No disagreement here with your assessment of the books. It's an exacerbation of a characteristic of traditional darkroom books, which is that there's simply too much craft for any one person to master. Even the highly praised books in the field (including both of mine) are terribly narrow in focus, compared the the depth and breadth of the field.

There's no possible way around that, including the seeming flogging of products. All of us learn to use only a handful of tools and materials well. Those of us who are authors can only write about what we know. Sometimes we'll even choose to specialize further, so we can delve in huge depth, at the expense of breadth. Lots of darkroom books talked almost exclusively about Kodak, or Ilford or Agfa materials, with at most a passing nod to the other manufacturers.

Sometimes it's because the work was supported by the manufacturers, but trust me, that was and is rare. Few authors are held in such remarkable esteem that it's worth a company's time and money to retain them as representatives. If a company does, it's usually because the author already has demonstrated serious chops.

Mostly it's because we all get in the habit of using one company's products a lot more... and we write about what we know.

There will never be a universal book, or even a series by one author, on printing or photography, wet or dry. There is nothing that even comes close (nobody cite Adams' books to me-- I can list a dozen ways that they don't even make the effort to be universal).

Titling is another matter. Titles are there to sell books.

I think Olaf has the right approach -- browse a book, if you can, before buying. If that cursory examination answers one question that's been bugging you or teaches you one cool trick you didn't know, buy the book. Odds are it will teach you lots more cool stuff, even if 80% of the content is old hat.

pax / Ctein

Thames & Hudson have a pdf available of Street Photography Now (be it with nasty watermarks), so you could request one.
I would send it to you except that would probably be not entirely legal!

Mike, just to expand a bit on your explanation of bookbinding (I spent over 30 years in the printing/bookbinding industry.) In commercial binding the folded sheet is referred to as a signature.
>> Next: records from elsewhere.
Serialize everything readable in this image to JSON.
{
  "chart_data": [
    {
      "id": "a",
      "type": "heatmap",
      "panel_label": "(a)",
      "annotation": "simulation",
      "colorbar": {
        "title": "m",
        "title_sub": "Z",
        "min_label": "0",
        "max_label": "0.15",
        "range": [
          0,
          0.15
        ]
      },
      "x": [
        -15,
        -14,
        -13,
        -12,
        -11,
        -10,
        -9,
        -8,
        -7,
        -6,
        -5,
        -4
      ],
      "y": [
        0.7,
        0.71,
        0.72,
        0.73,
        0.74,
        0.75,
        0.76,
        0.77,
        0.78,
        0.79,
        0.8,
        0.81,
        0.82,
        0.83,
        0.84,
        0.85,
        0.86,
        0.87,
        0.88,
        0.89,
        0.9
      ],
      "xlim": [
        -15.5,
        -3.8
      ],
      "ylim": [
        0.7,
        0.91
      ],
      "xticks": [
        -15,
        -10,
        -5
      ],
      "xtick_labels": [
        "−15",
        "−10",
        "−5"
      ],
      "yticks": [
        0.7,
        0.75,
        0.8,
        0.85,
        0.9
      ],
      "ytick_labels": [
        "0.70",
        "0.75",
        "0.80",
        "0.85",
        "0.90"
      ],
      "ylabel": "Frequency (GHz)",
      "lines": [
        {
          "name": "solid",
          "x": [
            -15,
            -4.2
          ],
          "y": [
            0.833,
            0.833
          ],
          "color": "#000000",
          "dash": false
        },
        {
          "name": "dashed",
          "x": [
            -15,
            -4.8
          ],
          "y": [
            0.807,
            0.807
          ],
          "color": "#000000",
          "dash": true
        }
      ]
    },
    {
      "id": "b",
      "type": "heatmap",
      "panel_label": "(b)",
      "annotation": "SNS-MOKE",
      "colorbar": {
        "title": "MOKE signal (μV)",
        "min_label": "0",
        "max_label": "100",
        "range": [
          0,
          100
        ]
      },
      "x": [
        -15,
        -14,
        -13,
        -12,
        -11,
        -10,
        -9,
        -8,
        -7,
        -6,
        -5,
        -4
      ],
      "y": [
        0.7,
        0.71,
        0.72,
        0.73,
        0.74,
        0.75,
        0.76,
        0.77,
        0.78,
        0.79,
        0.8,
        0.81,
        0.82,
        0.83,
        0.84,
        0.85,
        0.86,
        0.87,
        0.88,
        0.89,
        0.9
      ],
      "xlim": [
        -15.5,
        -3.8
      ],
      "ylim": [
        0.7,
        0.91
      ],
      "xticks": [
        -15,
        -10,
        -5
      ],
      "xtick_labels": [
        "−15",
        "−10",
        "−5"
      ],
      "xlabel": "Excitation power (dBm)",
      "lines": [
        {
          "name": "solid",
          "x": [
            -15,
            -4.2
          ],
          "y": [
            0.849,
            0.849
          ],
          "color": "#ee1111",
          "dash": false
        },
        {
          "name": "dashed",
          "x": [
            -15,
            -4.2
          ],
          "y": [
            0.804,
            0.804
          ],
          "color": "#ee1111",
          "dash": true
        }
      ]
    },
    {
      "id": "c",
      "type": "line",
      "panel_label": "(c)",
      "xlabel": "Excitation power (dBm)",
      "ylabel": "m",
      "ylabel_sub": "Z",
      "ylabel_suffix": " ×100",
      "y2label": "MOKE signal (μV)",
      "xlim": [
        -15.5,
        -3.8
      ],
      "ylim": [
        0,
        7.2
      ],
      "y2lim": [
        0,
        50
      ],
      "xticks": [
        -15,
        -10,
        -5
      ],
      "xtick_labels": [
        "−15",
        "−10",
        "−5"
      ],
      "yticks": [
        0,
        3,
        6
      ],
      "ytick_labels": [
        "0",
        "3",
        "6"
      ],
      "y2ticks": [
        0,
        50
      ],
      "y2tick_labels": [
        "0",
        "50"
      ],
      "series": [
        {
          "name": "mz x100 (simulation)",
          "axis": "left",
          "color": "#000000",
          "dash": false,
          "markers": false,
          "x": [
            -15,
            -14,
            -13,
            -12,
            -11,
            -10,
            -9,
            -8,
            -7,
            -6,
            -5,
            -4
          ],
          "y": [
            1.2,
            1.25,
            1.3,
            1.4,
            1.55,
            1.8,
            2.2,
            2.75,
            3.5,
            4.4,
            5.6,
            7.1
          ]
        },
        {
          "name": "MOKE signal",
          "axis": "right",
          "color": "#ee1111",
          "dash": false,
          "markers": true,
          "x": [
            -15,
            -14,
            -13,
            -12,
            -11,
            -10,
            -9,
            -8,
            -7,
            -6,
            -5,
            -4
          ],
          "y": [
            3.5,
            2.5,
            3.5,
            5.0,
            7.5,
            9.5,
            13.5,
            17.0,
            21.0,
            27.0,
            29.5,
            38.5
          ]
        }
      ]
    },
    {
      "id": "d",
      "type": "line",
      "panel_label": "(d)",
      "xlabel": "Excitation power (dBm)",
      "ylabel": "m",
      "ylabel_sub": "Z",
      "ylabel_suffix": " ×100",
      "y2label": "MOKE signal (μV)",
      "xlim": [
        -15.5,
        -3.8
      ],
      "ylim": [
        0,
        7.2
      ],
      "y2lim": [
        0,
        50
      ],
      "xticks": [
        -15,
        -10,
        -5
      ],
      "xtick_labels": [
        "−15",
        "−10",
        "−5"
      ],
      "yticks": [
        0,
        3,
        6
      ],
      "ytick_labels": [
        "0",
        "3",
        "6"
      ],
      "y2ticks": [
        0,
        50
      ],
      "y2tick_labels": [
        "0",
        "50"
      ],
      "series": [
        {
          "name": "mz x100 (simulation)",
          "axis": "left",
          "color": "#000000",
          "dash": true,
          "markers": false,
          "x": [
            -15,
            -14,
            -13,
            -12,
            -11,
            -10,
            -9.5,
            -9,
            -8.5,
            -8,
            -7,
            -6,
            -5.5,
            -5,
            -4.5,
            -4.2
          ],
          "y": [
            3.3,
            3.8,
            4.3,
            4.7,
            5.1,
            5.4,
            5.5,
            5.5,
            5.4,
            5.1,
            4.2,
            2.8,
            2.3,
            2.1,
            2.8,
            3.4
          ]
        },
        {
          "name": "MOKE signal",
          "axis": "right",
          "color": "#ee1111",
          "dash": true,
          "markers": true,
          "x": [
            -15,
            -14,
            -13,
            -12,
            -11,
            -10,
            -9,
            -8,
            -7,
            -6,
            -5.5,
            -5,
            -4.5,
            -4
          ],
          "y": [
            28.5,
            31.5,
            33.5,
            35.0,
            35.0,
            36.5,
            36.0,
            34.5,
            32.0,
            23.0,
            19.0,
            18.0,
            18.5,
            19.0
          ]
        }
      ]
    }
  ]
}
The signatures are "gathered" in sequence to assemble all of the pages prior to either sewing or adhesive (perfect) binding.

I you take a sheet of paper and fold it in half and then in half again, you will have an 8 page signature. (16 and 32 page signatures are common in commercial work.) If you number each page and then unfold the sheet, you will see what the sheet looks like when it is printed. This layout is referred to as the imposition. As you can see, with the exception of the center spread, pages 4 and 5, the facing pages are not adjacent to one another during the printing process. This requires a good deal of precision in the printing and folding of the signatures to make the facing pages align properly in the finished book. Note that if, for example, you are printing a 16 page book using two 8 page signatures, the page 8/9 spread will have page 8 printed in one signature, and page 9 in another. This is another reason that "double truck" spreads can be troublesome.

Thanks Edd! I agree about the precision needed. Bookmaking is a wonderful craft.